Note: written in C++ with Python wrapper.

NickMNS

9:14 pm on May 16, 2019 (gmt 0)

WebmasterWorld Senior Member 10+ Year Member Top Contributors Of The Month



What makes this better than the many other packages out there, most notably SciKitLearn in python.
[scikit-learn.org...]

iamlost

3:19 am on May 17, 2019 (gmt 0)

WebmasterWorld Senior Member 10+ Year Member Top Contributors Of The Month



@NickMNS: haven't a clue :)
I haven't used either the SPTAG mentioned in OP nor the SciKitLearn you thought comparable. I just ran across it and thought it interesting. If this was a few years back before I went to the time and trouble of reinventing the wheel aka building my own ML backed site search I'd probably be neck deep in trialing it but as is, not.

It's just nice that this sort of stuff is increasingly shared; makes it so much easier to step in a shallow end as opposed to prior years ago when only the rather chilly deeps were available. Machine learning is not going away, to be current some exposure is becoming a requirement outside hobby sites.

NickMNS

5:21 pm on May 17, 2019 (gmt 0)

WebmasterWorld Senior Member 10+ Year Member Top Contributors Of The Month



Ah I see now why the sudden interest.
[seroundtable.com...]

I find this very disingenuous on the part Microsoft as they are hyping this as a simple black-box solution to allow someone be to create a search engine that would be able to find the height of the Eiffel Tower by searching for "how high is the tower in Paris". What they are providing is the algorithm to be able to create such a search engine.

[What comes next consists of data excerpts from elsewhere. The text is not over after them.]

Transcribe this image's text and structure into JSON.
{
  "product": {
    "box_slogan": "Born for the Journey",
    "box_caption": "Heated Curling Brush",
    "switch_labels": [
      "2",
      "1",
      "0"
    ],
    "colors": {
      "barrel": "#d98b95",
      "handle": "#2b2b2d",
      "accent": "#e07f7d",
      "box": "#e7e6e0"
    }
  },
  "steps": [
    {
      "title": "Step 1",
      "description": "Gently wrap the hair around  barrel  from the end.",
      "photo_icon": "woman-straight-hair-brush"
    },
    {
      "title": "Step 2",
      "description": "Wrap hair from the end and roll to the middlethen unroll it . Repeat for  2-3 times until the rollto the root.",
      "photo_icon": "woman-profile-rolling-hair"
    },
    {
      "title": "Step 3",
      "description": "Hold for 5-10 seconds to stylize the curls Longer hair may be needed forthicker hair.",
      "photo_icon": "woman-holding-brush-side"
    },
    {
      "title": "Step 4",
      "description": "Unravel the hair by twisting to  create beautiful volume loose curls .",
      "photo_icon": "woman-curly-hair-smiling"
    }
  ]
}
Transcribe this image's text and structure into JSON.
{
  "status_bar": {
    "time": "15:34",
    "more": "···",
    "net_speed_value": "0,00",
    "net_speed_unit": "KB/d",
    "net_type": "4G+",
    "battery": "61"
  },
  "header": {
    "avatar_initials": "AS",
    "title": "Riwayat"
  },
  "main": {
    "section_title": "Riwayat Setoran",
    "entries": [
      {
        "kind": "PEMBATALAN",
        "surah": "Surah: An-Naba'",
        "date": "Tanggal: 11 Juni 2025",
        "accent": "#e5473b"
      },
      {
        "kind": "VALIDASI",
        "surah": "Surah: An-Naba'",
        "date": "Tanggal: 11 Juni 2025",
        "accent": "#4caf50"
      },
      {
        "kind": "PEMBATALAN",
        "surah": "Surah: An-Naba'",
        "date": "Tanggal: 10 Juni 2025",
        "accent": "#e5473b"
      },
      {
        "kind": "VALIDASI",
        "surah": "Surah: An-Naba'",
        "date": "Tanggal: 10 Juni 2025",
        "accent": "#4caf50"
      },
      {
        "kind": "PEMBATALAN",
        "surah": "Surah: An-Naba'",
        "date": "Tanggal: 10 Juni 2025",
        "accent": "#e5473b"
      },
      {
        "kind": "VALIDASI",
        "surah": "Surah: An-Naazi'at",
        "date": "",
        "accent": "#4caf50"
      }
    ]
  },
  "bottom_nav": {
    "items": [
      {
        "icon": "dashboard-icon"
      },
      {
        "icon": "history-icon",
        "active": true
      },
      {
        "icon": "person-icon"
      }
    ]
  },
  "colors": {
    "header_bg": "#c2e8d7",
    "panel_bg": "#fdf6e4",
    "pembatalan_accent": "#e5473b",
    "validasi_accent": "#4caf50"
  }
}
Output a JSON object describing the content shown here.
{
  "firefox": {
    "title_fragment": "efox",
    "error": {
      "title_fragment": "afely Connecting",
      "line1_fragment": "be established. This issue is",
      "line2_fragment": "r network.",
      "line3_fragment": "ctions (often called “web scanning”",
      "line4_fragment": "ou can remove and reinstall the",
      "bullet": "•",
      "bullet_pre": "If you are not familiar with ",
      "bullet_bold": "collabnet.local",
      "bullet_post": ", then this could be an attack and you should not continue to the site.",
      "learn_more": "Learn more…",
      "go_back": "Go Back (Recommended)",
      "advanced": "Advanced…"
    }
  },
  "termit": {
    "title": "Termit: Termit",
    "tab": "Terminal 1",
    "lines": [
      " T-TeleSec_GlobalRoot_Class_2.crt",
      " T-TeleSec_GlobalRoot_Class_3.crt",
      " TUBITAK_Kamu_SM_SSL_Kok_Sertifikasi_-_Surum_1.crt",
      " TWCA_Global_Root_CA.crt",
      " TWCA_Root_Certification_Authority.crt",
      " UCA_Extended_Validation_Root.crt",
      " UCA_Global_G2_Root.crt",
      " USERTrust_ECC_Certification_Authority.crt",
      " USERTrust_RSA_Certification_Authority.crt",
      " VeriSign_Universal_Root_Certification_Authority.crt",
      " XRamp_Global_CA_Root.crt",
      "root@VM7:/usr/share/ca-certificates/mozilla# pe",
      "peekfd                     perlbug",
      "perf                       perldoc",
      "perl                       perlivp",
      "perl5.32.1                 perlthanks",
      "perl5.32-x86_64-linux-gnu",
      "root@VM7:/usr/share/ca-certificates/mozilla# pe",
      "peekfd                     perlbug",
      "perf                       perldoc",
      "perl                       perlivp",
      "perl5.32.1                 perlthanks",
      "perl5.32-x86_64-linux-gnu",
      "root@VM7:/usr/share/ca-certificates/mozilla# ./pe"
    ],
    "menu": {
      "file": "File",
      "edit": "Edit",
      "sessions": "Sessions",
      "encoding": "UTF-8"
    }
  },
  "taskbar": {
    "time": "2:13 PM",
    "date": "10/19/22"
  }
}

Yes, there is value in that, but it is not sufficient to build anything nearly as sophisticated as they claim. The real "work" in this is determining the features on which to vectorize the terms. How would you vectorize "Eiffel Tower", "Paris", "France" and any and all related terms?

(Side note, maybe the searcher wanted the height of the "Tour de Montparnasse" and not "Tour Eiffel")

All this being said, the point of interest is that they appear to have developed a Nearest Neighbor like algorithm that is far more computationally efficient than the more common models that exist like the ones I referenced in SciKit-Learn.